Lithium-ion batteries with solid state electrolytes (SSEs) have improved safety and electrochemical properties; however, the interfacial compatibility between SSEs and electrodes is suboptimal, adversely affecting battery performance. Herein, we report a lithium hexafluorophosphate (LiPF₆) and lithium bis(trifluoromethanesulfonyl)imide (LiTFSI) dual salt gel polymer electrolyte (GPE) by in situ polymerization of 1,3-dioxolane (DOL) within a liquid electrolyte composed of an ethylene carbonate environment-friendly solvent.
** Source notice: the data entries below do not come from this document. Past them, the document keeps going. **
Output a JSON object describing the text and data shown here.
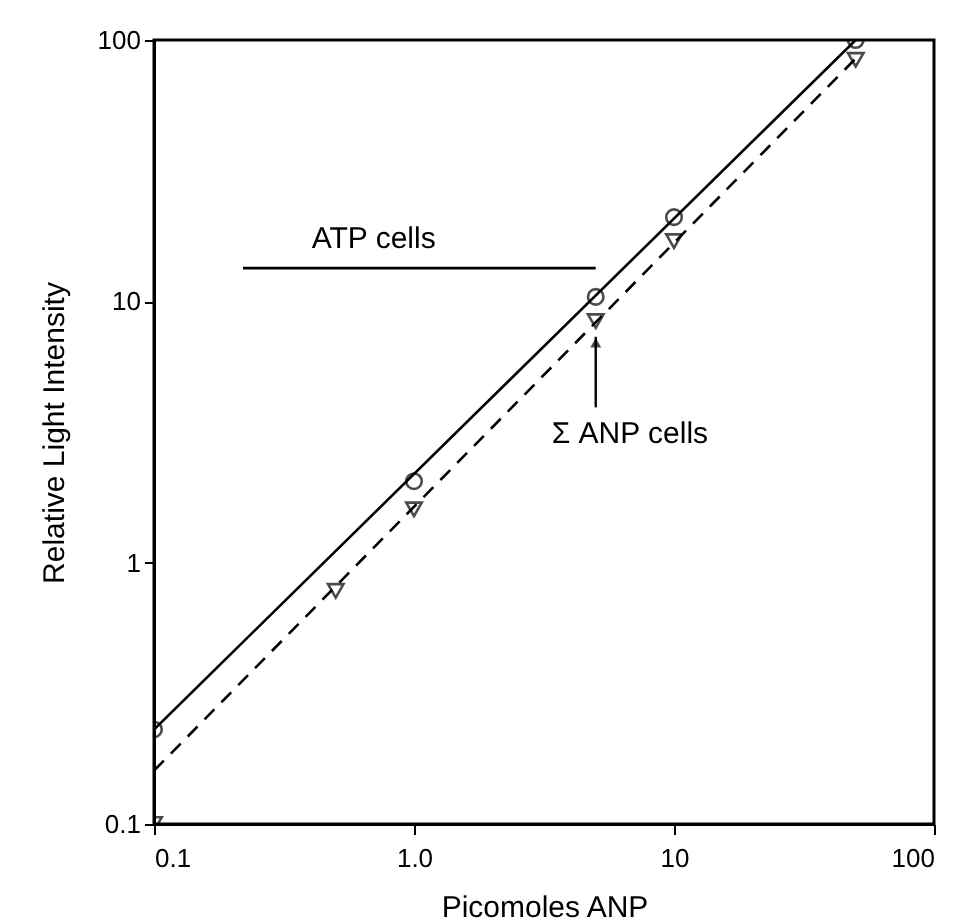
{
  "chart_data": {
    "type": "scatter",
    "xlabel": "Picomoles  ANP",
    "ylabel": "Relative Light Intensity",
    "log": "xy",
    "xlim": [
      0.1,
      100
    ],
    "ylim": [
      0.1,
      100
    ],
    "xticks": [
      0.1,
      {
        "value": 1,
        "label": "1.0"
      },
      10,
      100
    ],
    "yticks": [
      0.1,
      1,
      10,
      100
    ],
    "grid": false,
    "series": [
      {
        "type": "line",
        "color": "#000000",
        "line_style": "solid",
        "marker": "none",
        "x": [
          0.1,
          50
        ],
        "values": [
          0.23,
          100
        ]
      },
      {
        "type": "line",
        "color": "#000000",
        "line_style": "dashed",
        "marker": "none",
        "x": [
          0.1,
          50
        ],
        "values": [
          0.16,
          85
        ]
      },
      {
        "type": "line",
        "color": "#000000",
        "line_style": "solid",
        "marker": "none",
        "x": [
          0.22,
          5
        ],
        "values": [
          13.4,
          13.4
        ]
      },
      {
        "color": "#000000",
        "marker": "circle",
        "x": [
          0.1,
          1,
          5,
          10,
          50
        ],
        "values": [
          0.23,
          2.05,
          10.4,
          21,
          100
        ]
      },
      {
        "color": "#000000",
        "marker": "triangle",
        "x": [
          0.1,
          0.5,
          1,
          5,
          10,
          50
        ],
        "values": [
          0.1,
          0.78,
          1.6,
          8.4,
          17,
          84
        ]
      }
    ],
    "annotations": [
      {
        "text": "ATP cells",
        "x": 0.7,
        "y": 13.4
      },
      {
        "text": "Σ ANP cells",
        "x": 5,
        "y": 8.4
      }
    ]
  }
}
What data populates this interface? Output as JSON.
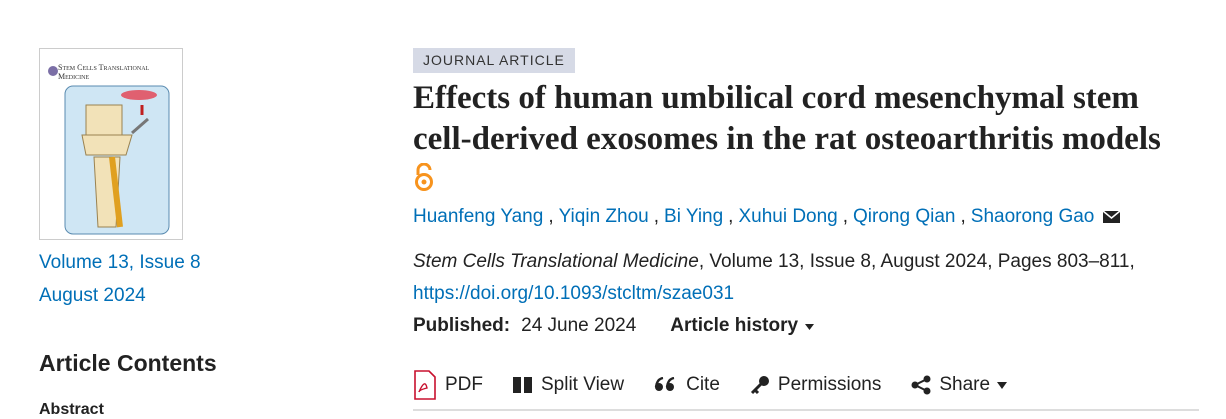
{
  "cover": {
    "journal_title": "Stem Cells Translational Medicine"
  },
  "issue": {
    "volume_issue": "Volume 13, Issue 8",
    "date": "August 2024"
  },
  "contents": {
    "heading": "Article Contents",
    "items": [
      "Abstract"
    ]
  },
  "article": {
    "type_badge": "JOURNAL ARTICLE",
    "title": "Effects of human umbilical cord mesenchymal stem cell-derived exosomes in the rat osteoarthritis models",
    "authors": [
      "Huanfeng Yang",
      "Yiqin Zhou",
      "Bi Ying",
      "Xuhui Dong",
      "Qirong Qian",
      "Shaorong Gao"
    ],
    "author_separator": ",",
    "citation": {
      "journal": "Stem Cells Translational Medicine",
      "details": ", Volume 13, Issue 8, August 2024, Pages 803–811,"
    },
    "doi": "https://doi.org/10.1093/stcltm/szae031",
    "published_label": "Published:",
    "published_date": "24 June 2024",
    "history_label": "Article history"
  },
  "toolbar": [
    "PDF",
    "Split View",
    "Cite",
    "Permissions",
    "Share"
  ]
}
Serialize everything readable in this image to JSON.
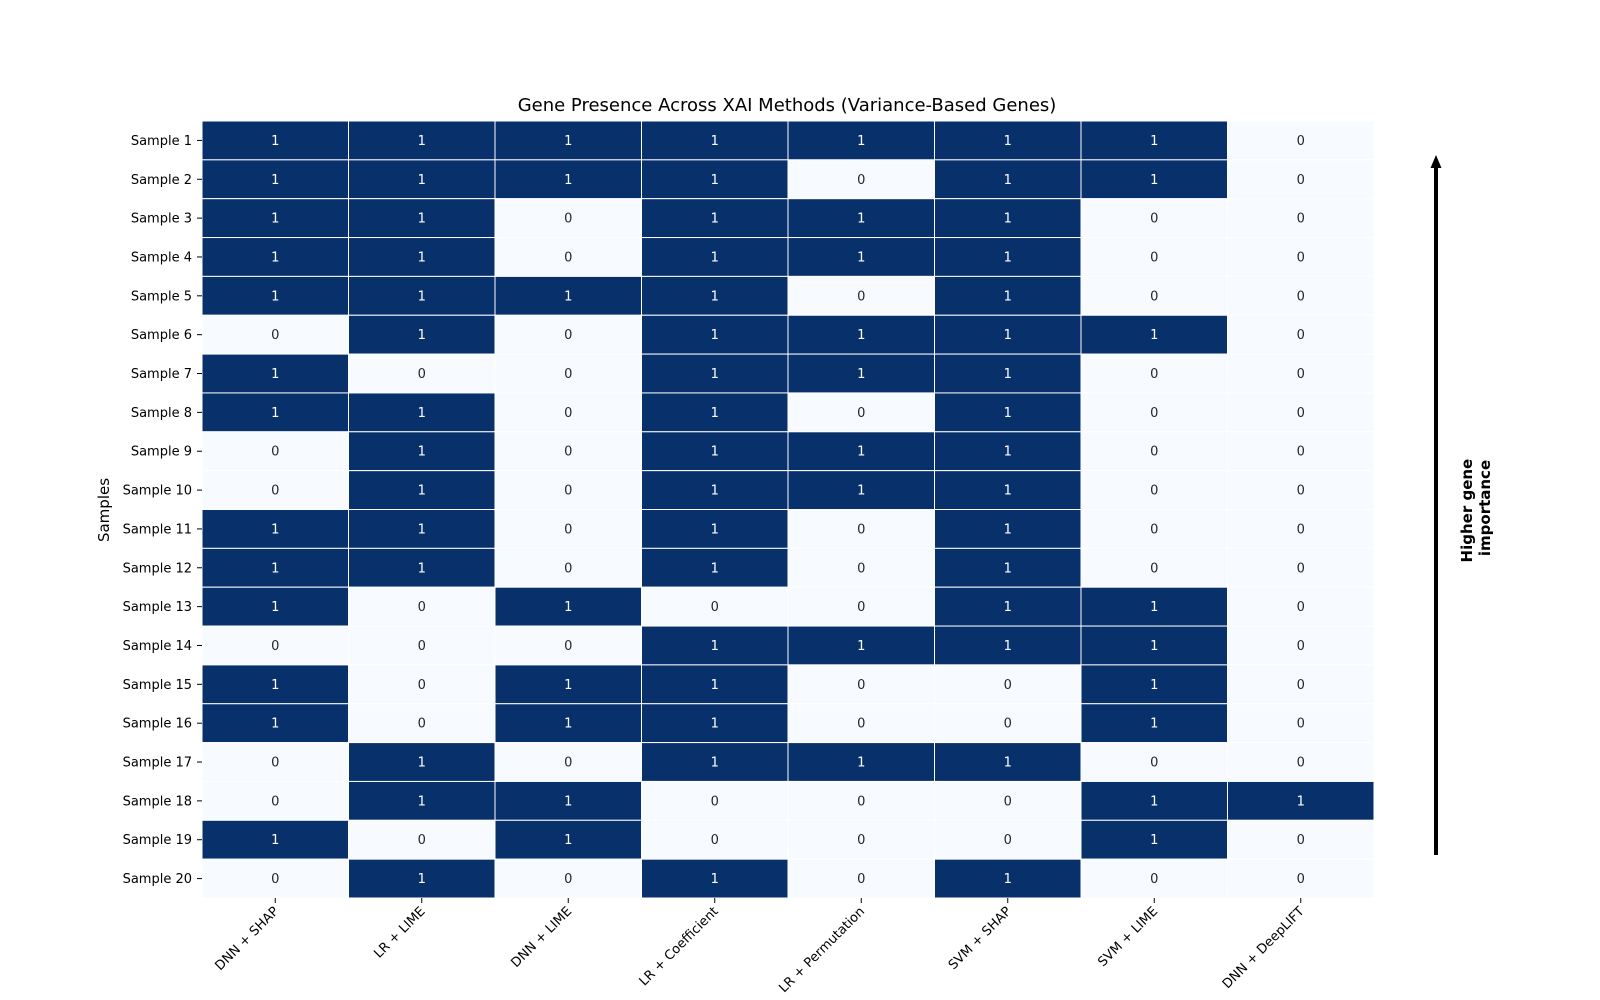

The LiPF₆ and LiTFSI concentrations have significant influences on the formation of the interface and the uniformity of composition in the GPE, which affect the degree of polymerization, ionic conductivity, and lithium ion transference number. The optimized GPE (15P15T) exhibits a wide electrochemical stability window up to 5.0 V vs. Li⁺/Li. Additionally, the Li‖15P15T GPE‖Li cell demonstrates a high stability against the stripping/plating test for over 2000 h at a current density of 1.0 mA cm⁻², while the liquid electrolyte (LE) fails from 600 h. The assembled Li‖15P15T GPE‖LiNi_0.8Co_0.1Mn_0.1O₂ (NCM811) cell exhibits better cycling performance compared to the Li‖NCM811 cell with the LE. This work provides a reliable approach toward high voltage lithium-ion batteries with enhanced safety and performance.